# Radio-frequency modulation and Bessel functions¶

This example demonstrates the basic use of modulators and amplitude detectors for detecting specific frequency components of the light field.

## The optical configuration¶

The optical layout simply consists of a laser, an electro-optical Modulator (EOM) and three AmplitudeDetectors. Note that all three detectors are connected to the same node and thus probe the same field amplitude.

## The Finesse model¶

import finesse
finesse.configure(plotting=True)

kat = finesse.Model()
kat.parse(
"""
# Laser with power 1W
laser L0 P=1
s s0 L0.p1 eom1.p1

# Phase modulator at 40kHz, with a modulation index of 0.05
mod eom1 f=40k midx=.05 order=5 mod_type=pm

# Three amplitude detectors, looking at the first three positive modulation
# sidebands

# Sweep the modulation index of the modulator from 0 to 10
xaxis(eom1.midx, lin, 0, 10, 300)
"""
)


A laser beam is passed through an electro-optical modulator (EOM) which applies a phase modulation with a frequency of 40 kHz and a modulation index of 0.05. The modulator is set such that up to five orders or sidebands will be created (at plus/minus 40, 80, 120, 160 and 200 kHz respectively).

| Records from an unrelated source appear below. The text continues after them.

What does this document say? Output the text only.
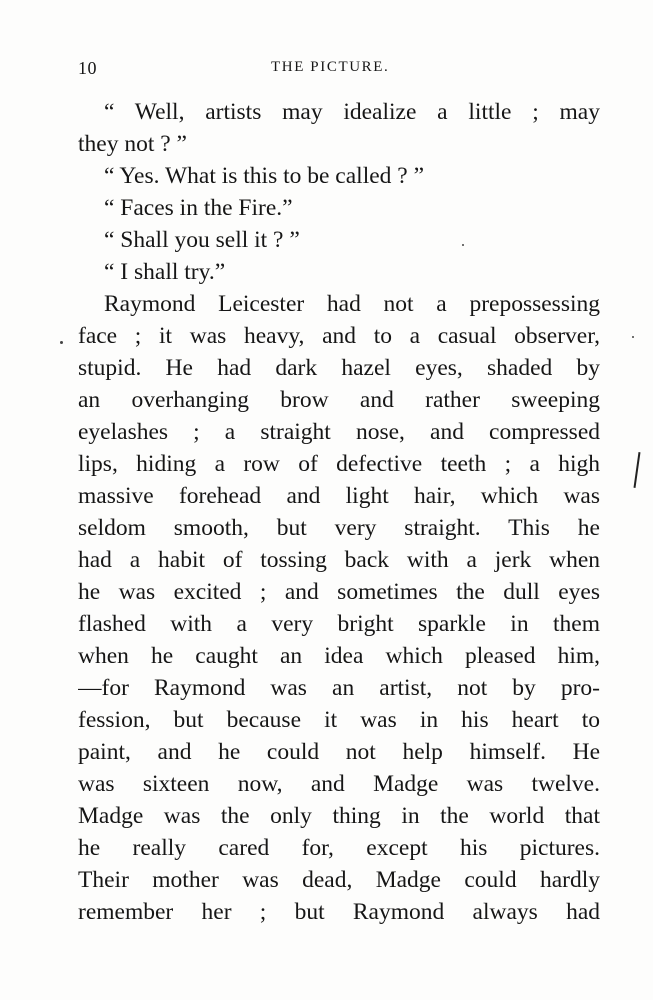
10	THE PICTURE.
“ Well, artists may idealize a little ; may
they not ? ”
“ Yes. What is this to be called ? ”
“ Faces in the Fire.”
“ Shall you sell it ? ”
“ I shall try.”
Raymond Leicester had not a prepossessing
face ; it was heavy, and to a casual observer,
stupid. He had dark hazel eyes, shaded by
an overhanging brow and rather sweeping
eyelashes ; a straight nose, and compressed
lips, hiding a row of defective teeth ; a high
massive forehead and light hair, which was
seldom smooth, but very straight. This he
had a habit of tossing back with a jerk when
he was excited ; and sometimes the dull eyes
flashed with a very bright sparkle in them
when he caught an idea which pleased him,
—for Raymond was an artist, not by pro-
fession, but because it was in his heart to
paint, and he could not help himself. He
was sixteen now, and Madge was twelve.
Madge was the only thing in the world that
he really cared for, except his pictures.
Their mother was dead, Madge could hardly
remember her ; but Raymond always had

The modulated beam is then detected with three amplitude detectors, each of which is set to a particular frequency. This means, for example, that the detector bessel2 can only ‘see’ the sideband at +80 kHz and no other part of the beam.

## Output plots¶

out = kat.run()
out.plot();


Phase modulation (with up to five higher harmonics) is applied to a laser beam and amplitude detectors are used to measure the field at the first three harmonics. The three traces show the amplitude of the single sidebands at 40kHz, 80 kHz and 120 kHz as a function of the modulation index at the modulator. The sideband amplitude are given as Bessel functions of the first kind $$J_n(m)$$ with $$n$$ being the sideband order and $$m$$ the modulation index.